"There are lots of odd ins and outs with 529s (for example, they're considered a completed gift outside the parent's estate but are part of the parent's assets on the FAFSA) ... but they're a great place for the college bucket," says Beloff.

To help reduce market risk, he suggests looking at target-date or aged-based options that shift assets to more conservative investments as kids get closer to college age. For example, New York's 529 College Savings Program Direct Plan, managed by Vanguard, shifts its moderate age-based option to a conservative growth mix (25% stocks, 75% bonds) when beneficiaries are age 11 to 15, and later replaces the stock portion with money market investments.

Beloff says three fee levels should be considered with 529 plans: the underlying mutual fund expense fee, the program fee (for rebalancing, asset mix selection and administration), and a commission fee for advisor-sold funds. With advisor-sold, advisors should review whether Class A shares or Class C shares are appropriate given the age of the beneficiary, he says.

If a client's state doesn't offer a tax deduction, there are really no reasons to stay in state, says Beloff. He does note that it's difficult to compare 529 plans across state lines since fund companies may break down age bands and conservative/moderate/aggressive investment mixes differently.

In addition, most states only offer single fund family platforms. Looking out of state? You may want to go with a fund family you like, he says. A more transparent 529 plan such as American Funds may appeal to clients interested in picking their asset allocation and specific funds rather than being assigned an age-based portfolio.

If a child is already well into high school, a parent really won't be able to leverage the tax savings 529 plans offer. "But if ultimately you need a forced-savings plan, a 529 plan may be good even late in the game if the fee structure is OK," says De Fontaine. At that point, it makes sense to use the least expensive fee structure, he says.

Some other college funding sources include zero-coupon bonds, Roth IRAs, Series EE savings bonds, cash value life insurance, UGMA/UGTA accounts, and Coverdell Education Savings Accounts (ESAs). "Pros and cons [for each] must be analyzed client by client," says De Fontaine. About a dozen states also offer 529 prepaid tuition plans that let parents lock in tuition costs at the state's public colleges and universities.

Beyond Savings
Understanding which schools have money and which ones don't is another important step to help reduce college costs, says De Fontaine. Information sources include The U.S. News & World Report Ultimate College Guide and the Collegeconfidential.com forums.
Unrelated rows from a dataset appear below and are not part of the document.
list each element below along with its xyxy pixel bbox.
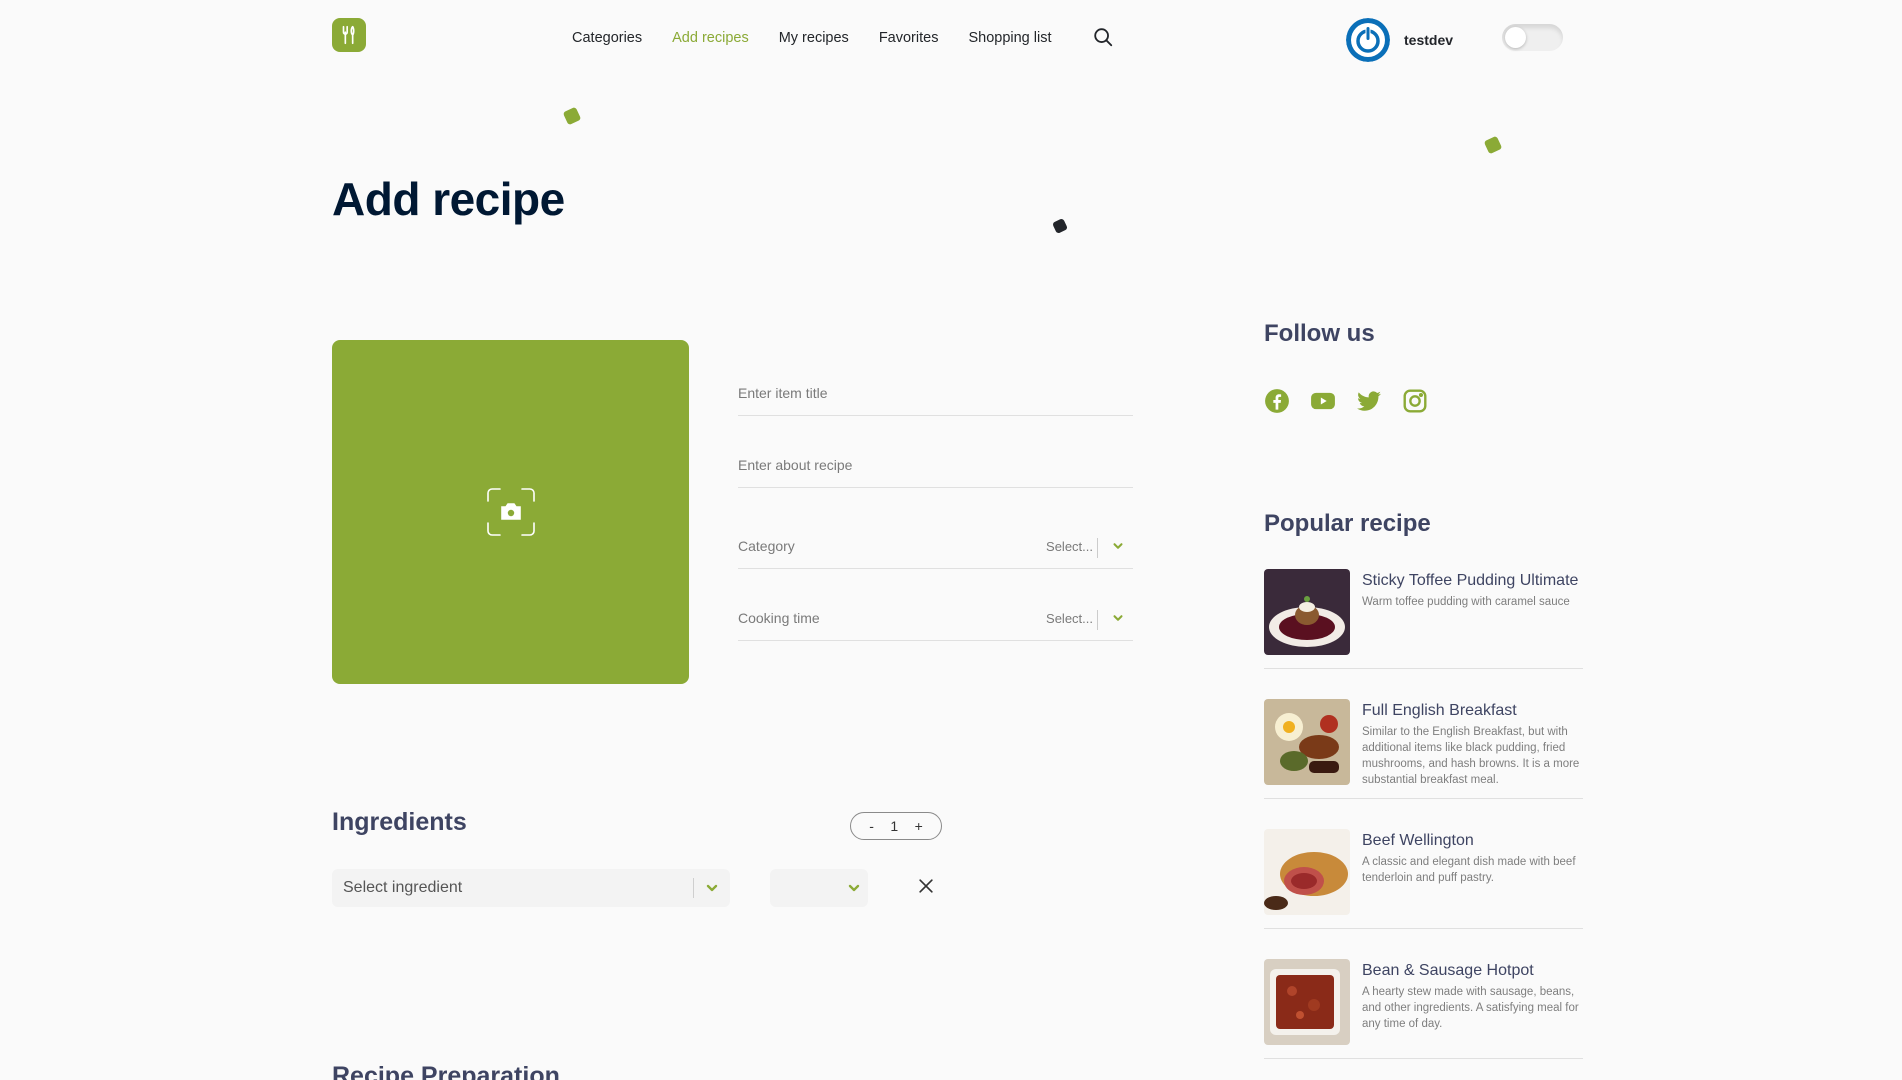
title-input[interactable]	[738, 384, 1133, 401]
popular-recipe-title: Bean & Sausage Hotpot	[1362, 962, 1534, 979]
toggle-knob	[1505, 27, 1526, 48]
username: testdev	[1404, 32, 1454, 48]
popular-recipe-desc: Similar to the English Breakfast, but wi…	[1362, 726, 1580, 786]
popular-recipe-item[interactable]: Full English Breakfast Similar to the En…	[1264, 699, 1583, 799]
title-field[interactable]	[738, 370, 1133, 416]
page-title: Add recipe	[332, 173, 565, 225]
image-upload[interactable]	[332, 340, 689, 684]
select-separator	[1097, 538, 1098, 558]
recipe-thumbnail	[1264, 699, 1350, 785]
decor-square	[1052, 218, 1068, 234]
ingredient-select[interactable]: Select ingredient	[332, 869, 730, 907]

Finding what kind of money schools distribute to students is tougher, though De Fontaine suggests starting with the Ultimate College Guide. Some schools give just need-based aid; others may give more money to the top academic achievers, he says. A variety of sources provide freshman class academic credentials including Collegeboard.com, U.S. News and Princeton Review. Extracurricular activities can count a lot too. Research what schools are looking for a tuba player or whatever else a child may excel in, says Beloff.

Parents shouldn't be afraid to appeal to a college's financial aid office for more aid than what's offered, says Darvis, who's seen a number of success stories. The good thing about need-based and merit aid, in De Fontaine's experience, is that once students receive it it's often given for four years. "The myth is you get in and they pull the rug out, but I don't find that to be true," he says. For need-based aid, parents must show their financial picture every year.